As far back as I can remember, I never had much of a filter. I was always saying too much, occasionally saying the wrong things. A bit of a loudmouth. I just never had tact as an abundance. This, I think, informed both my journalistic career (got to cut to the heart of any issue) and comedy, in that I was always saying things when I maybe should’ve just shut up. But the point is that I just never liked beating around the bush. I’d say what was on my mind a lot of the time. Sometimes it got me in trouble, started fights with friends. It was just part of growing up – finding some kind of balance in this regard, of saying things truthfully but also learning to respect some general boundary. You do end up needing some tact in life, just to make sure you can still pay your rent and have something like a normal social life.
There’s a point where that goes too far, though. There’s large swathes of cold hard reality we as a society just seem to completely brush over.
Colin Powell died a few days ago. Here’s a guy who was a major architect for the Iraq War. Millions of people died because of that. Whatever misgivings he had don’t really matter to me. But every news report was mostly just this very stiff, straightlaced report on his life and legacy. People are complicated, but until we can just come out and say “this guy’s mistakes were murderous, horrific things that caused widespread death and pain,” I think we’re just pushing everything down, and that won’t lead to anything good.
Then you can go further back and find all these examples of people like George W. Bush and Henry Kissinger being treated like they’re just these nice old statesmen.

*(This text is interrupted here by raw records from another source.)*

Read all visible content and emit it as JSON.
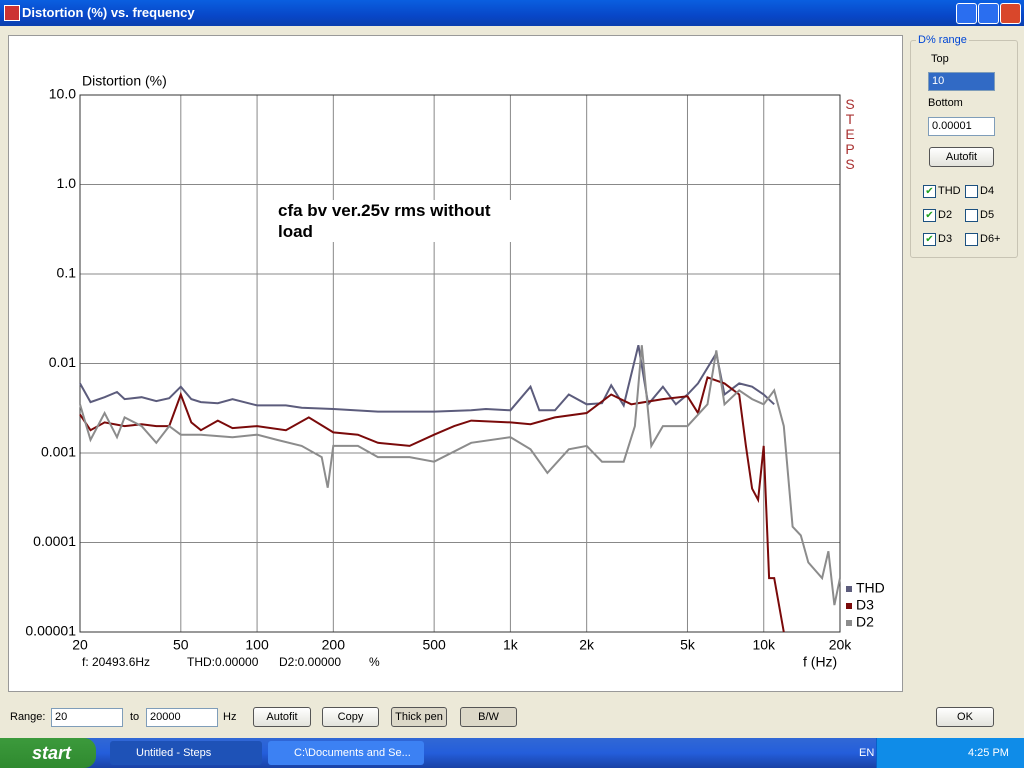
{
  "window": {
    "title": "Distortion (%) vs. frequency"
  },
  "chart_data": {
    "type": "line",
    "y_label": "Distortion (%)",
    "x_label": "f (Hz)",
    "annotation": "cfa bv ver.25v rms without load",
    "watermark": "STEPS",
    "xscale": "log",
    "yscale": "log",
    "grid": true,
    "xlim": [
      20,
      20000
    ],
    "ylim": [
      1e-05,
      10
    ],
    "xticks": [
      20,
      50,
      100,
      200,
      500,
      {
        "value": 1000,
        "label": "1k"
      },
      {
        "value": 2000,
        "label": "2k"
      },
      {
        "value": 5000,
        "label": "5k"
      },
      {
        "value": 10000,
        "label": "10k"
      },
      {
        "value": 20000,
        "label": "20k"
      }
    ],
    "yticks": [
      {
        "value": 10,
        "label": "10.0"
      },
      {
        "value": 1,
        "label": "1.0"
      },
      {
        "value": 0.1,
        "label": "0.1"
      },
      {
        "value": 0.01,
        "label": "0.01"
      },
      {
        "value": 0.001,
        "label": "0.001"
      },
      {
        "value": 0.0001,
        "label": "0.0001"
      },
      {
        "value": 1e-05,
        "label": "0.00001"
      }
    ],
    "series": [
      {
        "name": "THD",
        "color": "#5c5c7c",
        "x": [
          20,
          22,
          25,
          28,
          30,
          35,
          40,
          45,
          50,
          55,
          60,
          70,
          80,
          100,
          130,
          150,
          200,
          300,
          400,
          500,
          700,
          800,
          1000,
          1200,
          1300,
          1500,
          1700,
          2000,
          2300,
          2500,
          2800,
          3200,
          3500,
          4000,
          4500,
          5000,
          5500,
          6500,
          7000,
          8000,
          9000,
          10000,
          11000
        ],
        "values": [
          0.006,
          0.0037,
          0.0042,
          0.0048,
          0.004,
          0.0042,
          0.0038,
          0.0041,
          0.0055,
          0.004,
          0.0037,
          0.0036,
          0.004,
          0.0034,
          0.0034,
          0.0032,
          0.0031,
          0.0029,
          0.0029,
          0.0029,
          0.003,
          0.0031,
          0.003,
          0.0055,
          0.003,
          0.003,
          0.0045,
          0.0035,
          0.0036,
          0.0057,
          0.0034,
          0.016,
          0.0035,
          0.0055,
          0.0035,
          0.0045,
          0.006,
          0.013,
          0.0045,
          0.006,
          0.0055,
          0.0045,
          0.0035
        ]
      },
      {
        "name": "D3",
        "color": "#7a0a0a",
        "x": [
          20,
          22,
          25,
          30,
          35,
          40,
          45,
          50,
          55,
          60,
          70,
          80,
          100,
          130,
          160,
          200,
          250,
          300,
          400,
          500,
          600,
          700,
          1000,
          1200,
          1500,
          2000,
          2500,
          3000,
          4000,
          5000,
          5500,
          6000,
          7000,
          8000,
          8500,
          9000,
          9500,
          10000,
          10500,
          11000,
          12000
        ],
        "values": [
          0.0027,
          0.0018,
          0.0022,
          0.002,
          0.0021,
          0.002,
          0.002,
          0.0045,
          0.0022,
          0.0018,
          0.0023,
          0.0019,
          0.002,
          0.0018,
          0.0025,
          0.0017,
          0.0016,
          0.0013,
          0.0012,
          0.0016,
          0.002,
          0.0023,
          0.0022,
          0.0021,
          0.0025,
          0.0028,
          0.0045,
          0.0035,
          0.004,
          0.0043,
          0.0028,
          0.007,
          0.006,
          0.0045,
          0.0012,
          0.0004,
          0.0003,
          0.0012,
          4e-05,
          4e-05,
          1e-05
        ]
      },
      {
        "name": "D2",
        "color": "#8c8c8c",
        "x": [
          20,
          22,
          25,
          28,
          30,
          35,
          40,
          45,
          50,
          60,
          80,
          100,
          120,
          150,
          180,
          190,
          200,
          250,
          300,
          400,
          500,
          700,
          1000,
          1200,
          1400,
          1700,
          2000,
          2300,
          2800,
          3100,
          3300,
          3600,
          4000,
          5000,
          6000,
          6500,
          7000,
          8000,
          9000,
          10000,
          11000,
          12000,
          13000,
          14000,
          15000,
          17000,
          18000,
          19000,
          20000
        ],
        "values": [
          0.0035,
          0.0014,
          0.0028,
          0.0015,
          0.0025,
          0.002,
          0.0013,
          0.002,
          0.0016,
          0.0016,
          0.0015,
          0.0016,
          0.0014,
          0.0012,
          0.0009,
          0.00041,
          0.0012,
          0.0012,
          0.0009,
          0.0009,
          0.0008,
          0.0013,
          0.0015,
          0.0011,
          0.0006,
          0.0011,
          0.0012,
          0.0008,
          0.0008,
          0.002,
          0.016,
          0.0012,
          0.002,
          0.002,
          0.0035,
          0.014,
          0.0035,
          0.005,
          0.004,
          0.0035,
          0.005,
          0.002,
          0.00015,
          0.00012,
          6e-05,
          4e-05,
          8e-05,
          2e-05,
          4e-05
        ]
      }
    ]
  },
  "status": {
    "freq": "f: 20493.6Hz",
    "thd": "THD:0.00000",
    "d2": "D2:0.00000",
    "unit": "%"
  },
  "panel": {
    "group": "D% range",
    "top_label": "Top",
    "top_value": "10",
    "bottom_label": "Bottom",
    "bottom_value": "0.00001",
    "autofit": "Autofit",
    "checkboxes": [
      {
        "label": "THD",
        "checked": true
      },
      {
        "label": "D4",
        "checked": false
      },
      {
        "label": "D2",
        "checked": true
      },
      {
        "label": "D5",
        "checked": false
      },
      {
        "label": "D3",
        "checked": true
      },
      {
        "label": "D6+",
        "checked": false
      }
    ]
  },
  "toolbar": {
    "range_label": "Range:",
    "range_from": "20",
    "to_label": "to",
    "range_to": "20000",
    "unit": "Hz",
    "autofit": "Autofit",
    "copy": "Copy",
    "thick_pen": "Thick pen",
    "bw": "B/W",
    "ok": "OK"
  },
  "taskbar": {
    "start": "start",
    "task1": "Untitled - Steps",
    "task2": "C:\\Documents and Se...",
    "lang": "EN",
    "clock": "4:25 PM"
  }
}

No mention of war or bloodshed. Bush gets to pal around with Ellen Degeneres and take pictures with Michelle Obama. Paints his pictures in the countryside. All these guys, they just get to live in peace, and the larger machine of polite culture will whitewash their sins and never really talk about the damage done by our wars and our presidents. It starts to become something out of a horror film. The terrible things unseen lurking below the surface. As if a kind of hypnosis has been cast over everyone, and the words of the truth would somehow breach a seal of some kind.
Then it bleeds over into just your average political discourse. You’re told to talk respectably to these people who are just content with the gears grinding us along into the oblivion of climate change and inequality, these people who just think it’s all business as usual and we just need to keep voting and that’s the only thing they really do. You can find reports of young people becoming increasingly anxious and despondent over the climate disasters that will be dumped in their lap by the time they’re in the position of true responsibility. But our political machine just churns along with these career, corporate-funded old men having debates and whittling down what they’re going to do about the climate and about inequality, and oh well, guess they tried. Keep voting, though! The levers of power having remained constantly in the hands of geriatrics who are increasingly removed from the material reality of the world is normal and fine!
There would be times at work they’d say never mention your salary. That’s a whole lot of propaganda and service for the company, isn’t it? And I never got why we weren’t supposed to talk about religion or politics at the dinner table. Those are pretty big parts of life. I think some more clarity there could be healthy.
I’m sort of just ranting at this point. But maybe it’s time we quit talking in such polite language about all of these things. Maybe we’d actually make some progress.